«Как ангел», – подумал Гюдбранн.

– Эй, ты! Какого черта?! – закричал Эдвард Мускен, командир отделения, человек уравновешенный, что редко повышал голос на «стариков» вроде Даниеля, Синдре или Гюдбранна. Доставалось в основном новичкам, когда те делали ошибки. И его окрикам многие из них были обязаны жизнью. А сейчас Эдвард Мускен смотрел на Даниеля широко раскрытым единственным глазом, который он никогда не закрывал. Даже когда спал – Гюдбранн был этому свидетелем.

– Вернись в укрытие, Гюдесон! – крикнул командир.

Но Даниель только улыбнулся, и через мгновение его уже не было, и какую-то крошечную долю секунды был виден лишь пар его дыхания. Потом вспышка за горизонтом погасла, и снова стало темно.

– Гюдесон! – крикнул Эдвард и полез на бруствер. – Черт!

– Ты его видишь? – спросил Гюдбранн.

– Бежит к колее.

– Зачем этому придурку понадобилась лопата? – спросил Синдре и посмотрел на Гюдбранна.

– Не знаю, – ответил Гюдбранн. – Может, он будет рубить ею колючую проволоку.

– Какого лешего ему рубить колючую проволоку?

– Не знаю. – Гюдбранну не нравился пристальный взгляд Синдре – напоминал ему о другом крестьянском парне, который был здесь прежде. Тот под конец свихнулся, помочился в ботинки в ночь перед дежурством, и потом ему пришлось отрезать на ногах все пальцы. Но зато он теперь дома, в Норвегии, так что, может, он и не был сумасшедшим. Во всяком случае, у него был такой же испытующий взгляд.

– Может, он хочет пробраться на ничейную полосу, – сказал Гюдбранн.

– Что за колючей проволокой, я знаю. Я спрашиваю, что он там забыл.

– Может, он получил по башке гранатой, – сказал Халлгрим Дале, – и от этого сдурел?

Халлгриму Дале, самому молодому в отделении, было всего восемнадцать лет. Никто точно не знал, что заставило его записаться в солдаты. Жажда приключений, считал Гюдбранн. Дале заявлял, что восхищается Гитлером, но на деле ничего не понимал в политике. Даниель склонялся к мысли, что Дале сделал подружке ребеночка и сбежал, чтобы не жениться.

– Если русский жив, то Гюдесон не пройдет и пятидесяти метров, как схлопочет пулю, – сказал Эдвард Мускен.

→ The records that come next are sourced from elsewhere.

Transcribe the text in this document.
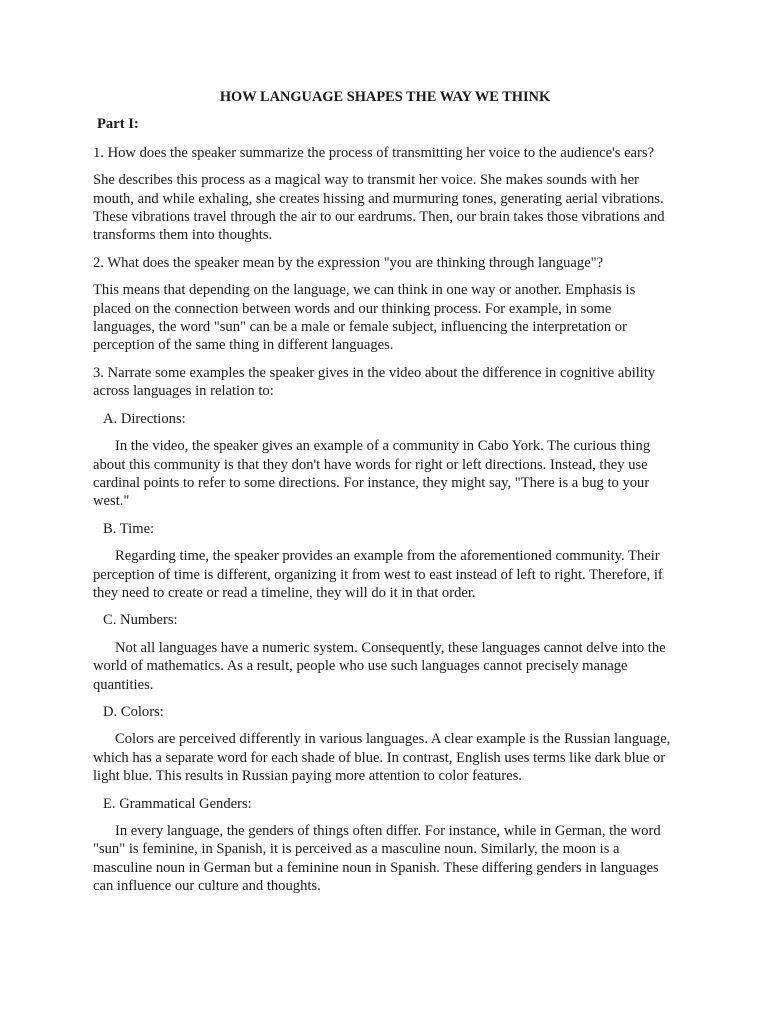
HOW LANGUAGE SHAPES THE WAY WE THINK
Part I:

1. How does the speaker summarize the process of transmitting her voice to the audience's ears?

She describes this process as a magical way to transmit her voice. She makes sounds with her mouth, and while exhaling, she creates hissing and murmuring tones, generating aerial vibrations. These vibrations travel through the air to our eardrums. Then, our brain takes those vibrations and transforms them into thoughts.

2. What does the speaker mean by the expression "you are thinking through language"?

This means that depending on the language, we can think in one way or another. Emphasis is placed on the connection between words and our thinking process. For example, in some languages, the word "sun" can be a male or female subject, influencing the interpretation or perception of the same thing in different languages.

3. Narrate some examples the speaker gives in the video about the difference in cognitive ability across languages in relation to:

A. Directions:

In the video, the speaker gives an example of a community in Cabo York. The curious thing about this community is that they don't have words for right or left directions. Instead, they use cardinal points to refer to some directions. For instance, they might say, "There is a bug to your west."

B. Time:

Regarding time, the speaker provides an example from the aforementioned community. Their perception of time is different, organizing it from west to east instead of left to right. Therefore, if they need to create or read a timeline, they will do it in that order.

C. Numbers:

Not all languages have a numeric system. Consequently, these languages cannot delve into the world of mathematics. As a result, people who use such languages cannot precisely manage quantities.

D. Colors:

Colors are perceived differently in various languages. A clear example is the Russian language, which has a separate word for each shade of blue. In contrast, English uses terms like dark blue or light blue. This results in Russian paying more attention to color features.

E. Grammatical Genders:

In every language, the genders of things often differ. For instance, while in German, the word "sun" is feminine, in Spanish, it is perceived as a masculine noun. Similarly, the moon is a masculine noun in German but a feminine noun in Spanish. These differing genders in languages can influence our culture and thoughts.
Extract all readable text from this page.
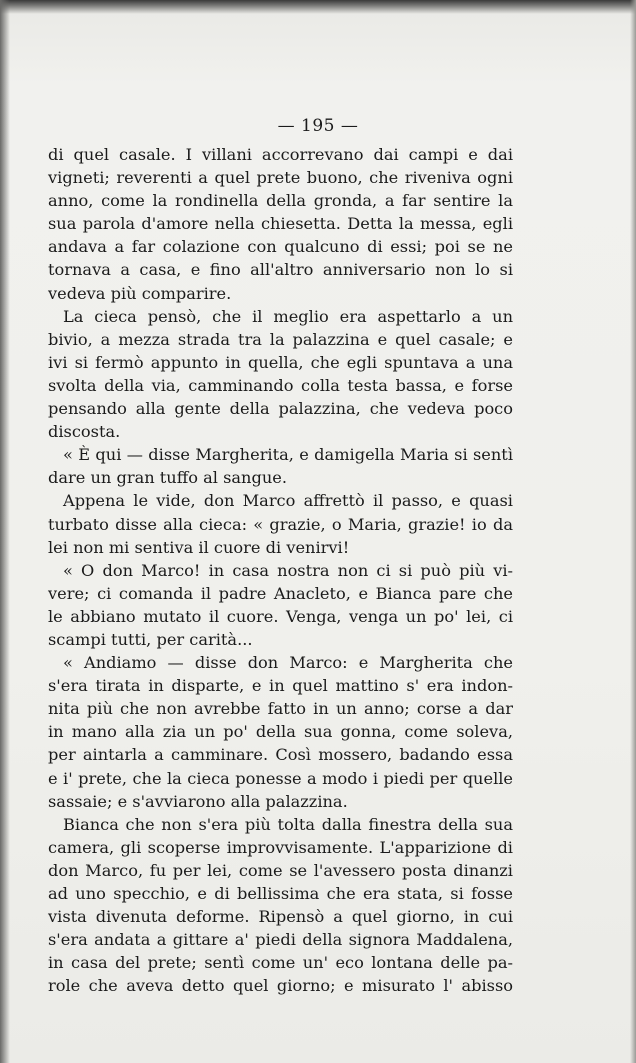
— 195 —
di quel casale. I villani accorrevano dai campi e dai
vigneti; reverenti a quel prete buono, che riveniva ogni
anno, come la rondinella della gronda, a far sentire la
sua parola d'amore nella chiesetta. Detta la messa, egli
andava a far colazione con qualcuno di essi; poi se ne
tornava a casa, e fino all'altro anniversario non lo si
vedeva più comparire.
La cieca pensò, che il meglio era aspettarlo a un
bivio, a mezza strada tra la palazzina e quel casale; e
ivi si fermò appunto in quella, che egli spuntava a una
svolta della via, camminando colla testa bassa, e forse
pensando alla gente della palazzina, che vedeva poco
discosta.
« È qui — disse Margherita, e damigella Maria si sentì
dare un gran tuffo al sangue.
Appena le vide, don Marco affrettò il passo, e quasi
turbato disse alla cieca: « grazie, o Maria, grazie! io da
lei non mi sentiva il cuore di venirvi!
« O don Marco! in casa nostra non ci si può più vi-
vere; ci comanda il padre Anacleto, e Bianca pare che
le abbiano mutato il cuore. Venga, venga un po' lei, ci
scampi tutti, per carità...
« Andiamo — disse don Marco: e Margherita che
s'era tirata in disparte, e in quel mattino s' era indon-
nita più che non avrebbe fatto in un anno; corse a dar
in mano alla zia un po' della sua gonna, come soleva,
per aintarla a camminare. Così mossero, badando essa
e i' prete, che la cieca ponesse a modo i piedi per quelle
sassaie; e s'avviarono alla palazzina.
Bianca che non s'era più tolta dalla finestra della sua
camera, gli scoperse improvvisamente. L'apparizione di
don Marco, fu per lei, come se l'avessero posta dinanzi
ad uno specchio, e di bellissima che era stata, si fosse
vista divenuta deforme. Ripensò a quel giorno, in cui
s'era andata a gittare a' piedi della signora Maddalena,
in casa del prete; sentì come un' eco lontana delle pa-
role che aveva detto quel giorno; e misurato l' abisso
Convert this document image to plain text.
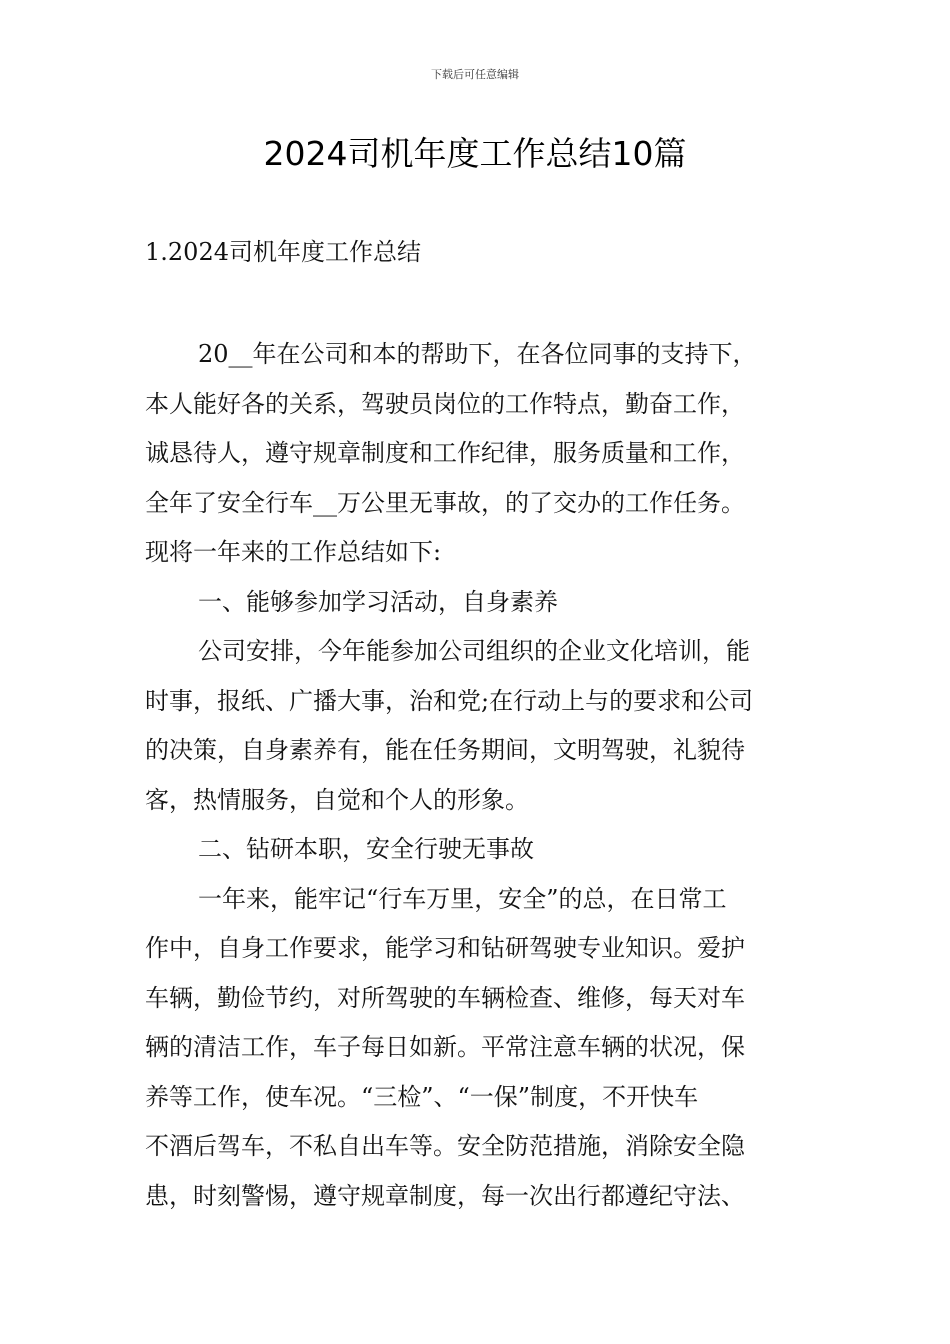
下载后可任意编辑
2024司机年度工作总结10篇
1.2024司机年度工作总结
20__年在公司和本的帮助下，在各位同事的支持下，
本人能好各的关系，驾驶员岗位的工作特点，勤奋工作，
诚恳待人，遵守规章制度和工作纪律，服务质量和工作，
全年了安全行车__万公里无事故，的了交办的工作任务。
现将一年来的工作总结如下:
一、能够参加学习活动，自身素养
公司安排，今年能参加公司组织的企业文化培训，能
时事，报纸、广播大事，治和党;在行动上与的要求和公司
的决策，自身素养有，能在任务期间，文明驾驶，礼貌待
客，热情服务，自觉和个人的形象。
二、钻研本职，安全行驶无事故
一年来，能牢记“行车万里，安全”的总，在日常工
作中，自身工作要求，能学习和钻研驾驶专业知识。爱护
车辆，勤俭节约，对所驾驶的车辆检查、维修，每天对车
辆的清洁工作，车子每日如新。平常注意车辆的状况，保
养等工作，使车况。“三检”、“一保”制度，不开快车
不酒后驾车，不私自出车等。安全防范措施，消除安全隐
患，时刻警惕，遵守规章制度，每一次出行都遵纪守法、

– Даниель застрелил его, – прошептал Гюдбранн.

– В таком случае Гюдесона застрелит кто-нибудь еще. – Эдвард сунул руку под куртку и выудил из нагрудного кармана тонкую сигарету. – Этой ночью их там полным-полно.

Осторожно держа спичку, он чиркнул ею по сырому коробку. Со второй попытки сера вспыхнула, Эдвард зажег сигарету, один раз затянулся и передал ее дальше, не сказав ни слова. Каждый делал осторожную затяжку и быстро передавал сигарету соседу. Никто не разговаривал, казалось, все погружены в собственные мысли. Но Гюдбранн знал, что все, как и он, прислушиваются.

Десять минут прошли в полной тишине.

– Наверное, сейчас будут бомбить озеро с самолетов, – бросил Халлгрим Дале.

Все они слышали про русских, которые якобы бегут из Ленинграда по ладожскому льду. Но хуже того: целый лед Ладоги означал, что генерал Жуков может наладить снабжение окруженного города.

– Они-то там, наверное, посреди улицы от голода в обмороки падают. – Дале кивнул на восток.

Но Гюдбранн слышал все это уже много раз с тех пор, как его направили сюда год назад, а эти русские все еще лежат тут и стреляют в тебя, стоит только высунуть голову из окопа. Прошлой зимой они толпами шли к окопам, подняв руки за голову, русские дезертиры, которые решили, что с них хватит, и посчитали за лучшее перебежать на другую сторону в обмен на кусок хлеба и чуточку тепла. Но между появлениями дезертиров были большие перерывы, а те двое бедолаг-перебежчиков со впалыми глазами, которых Гюдбранн видел на прошлой неделе, недоверчиво смотрели на них, таких же тощих и измотанных солдат.